When someone has shown symptoms of a stroke or a TIA (transient ischemic attack), a doctor will collect information and make a diagnosis. He or she will review the events that have occurred and will.

·    search out a medical history

·    perform a physical and neurological examination

·    there are many different types of laboratory (blood) tests done get a CT or MRI scan of the patient .

·    study the results of other diagnostic tests that might be needed. [14]

1.8. Role of Oxidative Stress in Ischemic Stroke

During cerebral ischemia/reperfusion, considerable amounts of oxygen free radicals (oxidants) are generated and brain damage after stroke may occur due to oxidative stress. Experimental data from laboratory animals that either overexpress (transgenic) or are deficient in (knock-out) antioxidant proteins, mainly superoxide dismutase, have provided strong confirmation of the role of oxidative stress in ischemic brain damage. In recent reports reveal that NADPH oxidase (NOX), also an important pro-oxidant enzyme, which is involved in the production of oxidants in the brain after stroke. Inhibition of NOX is neuroprotective against cerebral ischemia. The superoxide dismutase and NOX activity in the brain is a major determinant for ischemic damage/repair and that these most important anti- and pro-oxidant enzymes are potential endogenous molecular targets for stroke therapy.[15]
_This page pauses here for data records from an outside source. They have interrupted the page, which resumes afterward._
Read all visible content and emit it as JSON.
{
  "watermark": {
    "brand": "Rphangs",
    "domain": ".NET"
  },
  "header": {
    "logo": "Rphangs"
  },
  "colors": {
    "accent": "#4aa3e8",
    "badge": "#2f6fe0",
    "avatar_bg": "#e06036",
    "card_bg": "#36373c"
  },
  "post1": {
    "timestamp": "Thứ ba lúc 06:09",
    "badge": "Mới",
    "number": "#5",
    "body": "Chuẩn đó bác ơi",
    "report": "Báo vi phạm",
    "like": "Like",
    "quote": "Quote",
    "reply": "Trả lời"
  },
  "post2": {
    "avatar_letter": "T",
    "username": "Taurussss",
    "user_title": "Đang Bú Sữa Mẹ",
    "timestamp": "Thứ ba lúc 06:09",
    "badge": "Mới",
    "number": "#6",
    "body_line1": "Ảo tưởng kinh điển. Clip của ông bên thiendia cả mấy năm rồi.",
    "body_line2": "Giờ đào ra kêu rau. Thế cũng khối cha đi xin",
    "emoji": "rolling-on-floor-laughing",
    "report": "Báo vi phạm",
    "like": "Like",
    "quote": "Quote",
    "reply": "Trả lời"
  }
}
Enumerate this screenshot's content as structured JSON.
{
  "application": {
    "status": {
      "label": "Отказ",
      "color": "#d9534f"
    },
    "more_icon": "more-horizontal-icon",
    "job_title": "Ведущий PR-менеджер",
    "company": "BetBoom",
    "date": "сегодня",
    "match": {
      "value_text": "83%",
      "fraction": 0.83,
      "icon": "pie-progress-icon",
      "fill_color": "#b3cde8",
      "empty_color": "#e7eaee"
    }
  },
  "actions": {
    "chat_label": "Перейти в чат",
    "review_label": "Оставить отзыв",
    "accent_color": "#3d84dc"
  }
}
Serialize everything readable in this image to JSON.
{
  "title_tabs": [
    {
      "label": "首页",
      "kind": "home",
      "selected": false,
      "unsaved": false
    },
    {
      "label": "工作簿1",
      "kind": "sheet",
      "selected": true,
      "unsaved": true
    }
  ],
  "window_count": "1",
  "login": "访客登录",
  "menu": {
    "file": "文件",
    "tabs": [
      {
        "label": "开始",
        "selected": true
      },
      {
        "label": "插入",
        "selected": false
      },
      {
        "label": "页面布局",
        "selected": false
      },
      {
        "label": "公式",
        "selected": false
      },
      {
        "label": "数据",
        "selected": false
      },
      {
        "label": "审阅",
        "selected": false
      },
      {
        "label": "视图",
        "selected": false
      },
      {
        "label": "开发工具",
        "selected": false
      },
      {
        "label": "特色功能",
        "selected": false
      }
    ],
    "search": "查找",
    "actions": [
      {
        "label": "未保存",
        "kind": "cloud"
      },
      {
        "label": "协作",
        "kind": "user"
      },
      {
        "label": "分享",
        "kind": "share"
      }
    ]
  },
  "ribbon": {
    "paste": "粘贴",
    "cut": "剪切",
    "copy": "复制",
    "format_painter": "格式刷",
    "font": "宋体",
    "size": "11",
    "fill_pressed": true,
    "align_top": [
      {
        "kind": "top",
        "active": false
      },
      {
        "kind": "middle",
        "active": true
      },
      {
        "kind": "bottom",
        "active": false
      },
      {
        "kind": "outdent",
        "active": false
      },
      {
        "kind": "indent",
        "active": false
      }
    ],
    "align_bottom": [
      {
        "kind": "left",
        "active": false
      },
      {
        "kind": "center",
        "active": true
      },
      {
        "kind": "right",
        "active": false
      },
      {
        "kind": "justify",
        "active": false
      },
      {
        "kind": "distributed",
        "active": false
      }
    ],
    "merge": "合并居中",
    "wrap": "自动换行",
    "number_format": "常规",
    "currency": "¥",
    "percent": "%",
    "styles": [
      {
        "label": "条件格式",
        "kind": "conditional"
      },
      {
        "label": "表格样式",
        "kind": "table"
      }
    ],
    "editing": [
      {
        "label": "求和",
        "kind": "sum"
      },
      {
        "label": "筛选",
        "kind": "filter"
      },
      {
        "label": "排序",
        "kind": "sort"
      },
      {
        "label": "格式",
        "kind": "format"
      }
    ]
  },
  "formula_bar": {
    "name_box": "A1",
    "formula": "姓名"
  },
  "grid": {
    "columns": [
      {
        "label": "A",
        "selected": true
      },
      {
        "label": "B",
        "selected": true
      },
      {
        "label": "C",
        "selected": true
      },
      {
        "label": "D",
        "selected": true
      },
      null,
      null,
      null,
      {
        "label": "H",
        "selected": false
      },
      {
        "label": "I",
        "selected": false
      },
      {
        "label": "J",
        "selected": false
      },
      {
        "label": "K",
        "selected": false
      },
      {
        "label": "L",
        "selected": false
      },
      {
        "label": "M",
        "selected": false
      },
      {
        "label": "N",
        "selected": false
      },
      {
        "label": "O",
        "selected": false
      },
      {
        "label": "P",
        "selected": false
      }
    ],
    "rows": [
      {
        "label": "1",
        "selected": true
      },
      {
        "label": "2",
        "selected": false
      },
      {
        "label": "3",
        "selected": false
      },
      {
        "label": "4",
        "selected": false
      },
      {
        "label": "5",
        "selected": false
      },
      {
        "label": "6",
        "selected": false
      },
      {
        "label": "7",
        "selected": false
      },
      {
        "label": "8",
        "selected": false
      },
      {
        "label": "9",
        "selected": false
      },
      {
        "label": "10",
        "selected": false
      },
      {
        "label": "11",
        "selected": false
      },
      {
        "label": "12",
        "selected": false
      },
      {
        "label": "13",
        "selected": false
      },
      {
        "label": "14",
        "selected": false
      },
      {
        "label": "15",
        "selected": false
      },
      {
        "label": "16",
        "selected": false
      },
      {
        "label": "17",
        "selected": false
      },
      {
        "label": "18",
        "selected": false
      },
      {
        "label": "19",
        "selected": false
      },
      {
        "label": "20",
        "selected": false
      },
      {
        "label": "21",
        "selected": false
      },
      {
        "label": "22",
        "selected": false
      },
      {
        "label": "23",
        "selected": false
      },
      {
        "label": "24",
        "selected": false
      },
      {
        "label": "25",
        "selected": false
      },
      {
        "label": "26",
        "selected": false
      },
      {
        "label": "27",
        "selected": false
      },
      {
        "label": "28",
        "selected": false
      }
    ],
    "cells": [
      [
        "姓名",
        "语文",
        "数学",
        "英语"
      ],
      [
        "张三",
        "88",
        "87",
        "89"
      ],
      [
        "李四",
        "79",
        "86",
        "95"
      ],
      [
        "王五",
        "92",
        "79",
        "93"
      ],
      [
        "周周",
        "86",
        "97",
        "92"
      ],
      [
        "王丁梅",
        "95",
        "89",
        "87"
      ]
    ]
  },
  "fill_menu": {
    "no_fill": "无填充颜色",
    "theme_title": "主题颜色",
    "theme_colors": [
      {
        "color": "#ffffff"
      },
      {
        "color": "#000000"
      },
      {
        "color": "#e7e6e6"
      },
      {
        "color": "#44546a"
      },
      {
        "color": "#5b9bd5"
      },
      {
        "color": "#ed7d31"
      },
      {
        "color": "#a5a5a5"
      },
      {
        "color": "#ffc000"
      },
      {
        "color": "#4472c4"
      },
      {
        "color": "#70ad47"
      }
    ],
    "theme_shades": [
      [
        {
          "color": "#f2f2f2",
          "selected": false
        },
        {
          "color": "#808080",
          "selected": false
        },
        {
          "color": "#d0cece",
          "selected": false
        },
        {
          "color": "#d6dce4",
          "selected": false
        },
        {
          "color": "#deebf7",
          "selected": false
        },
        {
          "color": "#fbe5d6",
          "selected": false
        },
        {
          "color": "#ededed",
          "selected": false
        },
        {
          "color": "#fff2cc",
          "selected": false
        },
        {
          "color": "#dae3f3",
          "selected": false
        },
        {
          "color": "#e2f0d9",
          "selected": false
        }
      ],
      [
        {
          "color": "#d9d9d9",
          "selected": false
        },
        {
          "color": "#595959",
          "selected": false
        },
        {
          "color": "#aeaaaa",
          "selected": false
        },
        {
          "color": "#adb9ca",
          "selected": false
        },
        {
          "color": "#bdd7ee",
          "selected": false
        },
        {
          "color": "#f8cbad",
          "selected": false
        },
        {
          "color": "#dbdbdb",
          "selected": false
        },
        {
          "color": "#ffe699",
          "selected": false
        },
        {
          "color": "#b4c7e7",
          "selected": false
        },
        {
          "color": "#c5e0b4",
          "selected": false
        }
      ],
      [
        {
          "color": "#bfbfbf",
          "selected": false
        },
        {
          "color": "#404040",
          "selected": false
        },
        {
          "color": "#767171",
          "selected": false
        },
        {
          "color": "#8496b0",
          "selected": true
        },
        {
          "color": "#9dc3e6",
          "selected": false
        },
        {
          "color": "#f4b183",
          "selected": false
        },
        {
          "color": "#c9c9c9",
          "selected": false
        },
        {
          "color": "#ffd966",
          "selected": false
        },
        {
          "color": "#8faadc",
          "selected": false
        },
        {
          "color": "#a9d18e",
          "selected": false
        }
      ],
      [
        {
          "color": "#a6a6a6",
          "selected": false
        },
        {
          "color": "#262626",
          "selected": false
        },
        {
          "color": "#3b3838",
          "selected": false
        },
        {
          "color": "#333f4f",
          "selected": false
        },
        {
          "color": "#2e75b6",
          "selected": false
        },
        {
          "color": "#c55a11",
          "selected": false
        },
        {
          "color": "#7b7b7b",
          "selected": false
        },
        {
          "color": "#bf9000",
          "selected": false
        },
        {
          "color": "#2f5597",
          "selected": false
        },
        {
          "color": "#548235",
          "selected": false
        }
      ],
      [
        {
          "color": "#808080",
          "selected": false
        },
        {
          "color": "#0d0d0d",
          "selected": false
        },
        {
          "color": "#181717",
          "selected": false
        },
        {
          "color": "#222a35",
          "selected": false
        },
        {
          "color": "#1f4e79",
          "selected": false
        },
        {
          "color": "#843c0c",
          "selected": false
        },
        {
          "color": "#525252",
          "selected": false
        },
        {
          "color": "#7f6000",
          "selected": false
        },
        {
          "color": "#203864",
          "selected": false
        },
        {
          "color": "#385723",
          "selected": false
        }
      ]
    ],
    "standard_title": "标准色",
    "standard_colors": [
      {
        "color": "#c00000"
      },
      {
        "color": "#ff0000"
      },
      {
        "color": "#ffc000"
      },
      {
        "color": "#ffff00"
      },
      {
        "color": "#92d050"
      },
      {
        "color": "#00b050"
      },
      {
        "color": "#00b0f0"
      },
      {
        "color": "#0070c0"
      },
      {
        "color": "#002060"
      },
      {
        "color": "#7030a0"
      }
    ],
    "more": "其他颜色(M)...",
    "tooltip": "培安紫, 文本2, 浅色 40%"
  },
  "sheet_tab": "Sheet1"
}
1.9. Role of Different Antioxidants in Ischemic Brain Stroke Disease

Antioxidants are molecules which scavenge the free radicals or ROS and stop the chain reaction. The Human bodies contain or prepare the powerful antioxidant defense system that controls harmful reactions of ROS. In This system some of the antioxidants are endogenous antioxidants (e.g., albumin, bilirubin, glutathione), while some are exogenous antioxidants (e.g., tocopherols, carotenoids, vitamin C) and they also have some of the antioxidant enzymes (e.g., superoxide dismutase (SOD), catalase (CAT), glutathione peroxidase (GPx)), which alter substrates (superoxide anion radicals and hydrogen peroxide) to less reactive forms. In the following we have discussed the role and function of some antioxidants.

1.9.1. Albumin

Albumin is a major antioxidant in plasma, which accounts accounting for 70% of free radical-trapping activity of serum because they have the thiol group and also high plasma concentration [16].

1.9.2. Bilirubin and Glutathione (GSH)

This is also have antioxidant properties in serum and may prevent or protect the LDL from oxidation. [17].

1.9.3. Tocopherols

These are the forms of vitamin E, which have the chain-breaking lipophilic compounds that be present in human plasma and LDL in four is oforms (α-tocopherol, γ-tocopherol, β-tocopherol, and δ-tocopherol) [18]. The γ-tocopherol is the major form of vitamin E in diet, while α-tocopherol has the highest bioavailability [19].

1.9.4. Dietary Vitamin E

Several large group studies have been investigated the effects of dietary vitamin E intake on CVD risk. [20.21.22].

1.9.5. Antioxidant Vitamin Supplements

There are different types of antioxidant vitamine suplements e.g vitamin E, vitamin C, and β-carotene may reduce CVD risk.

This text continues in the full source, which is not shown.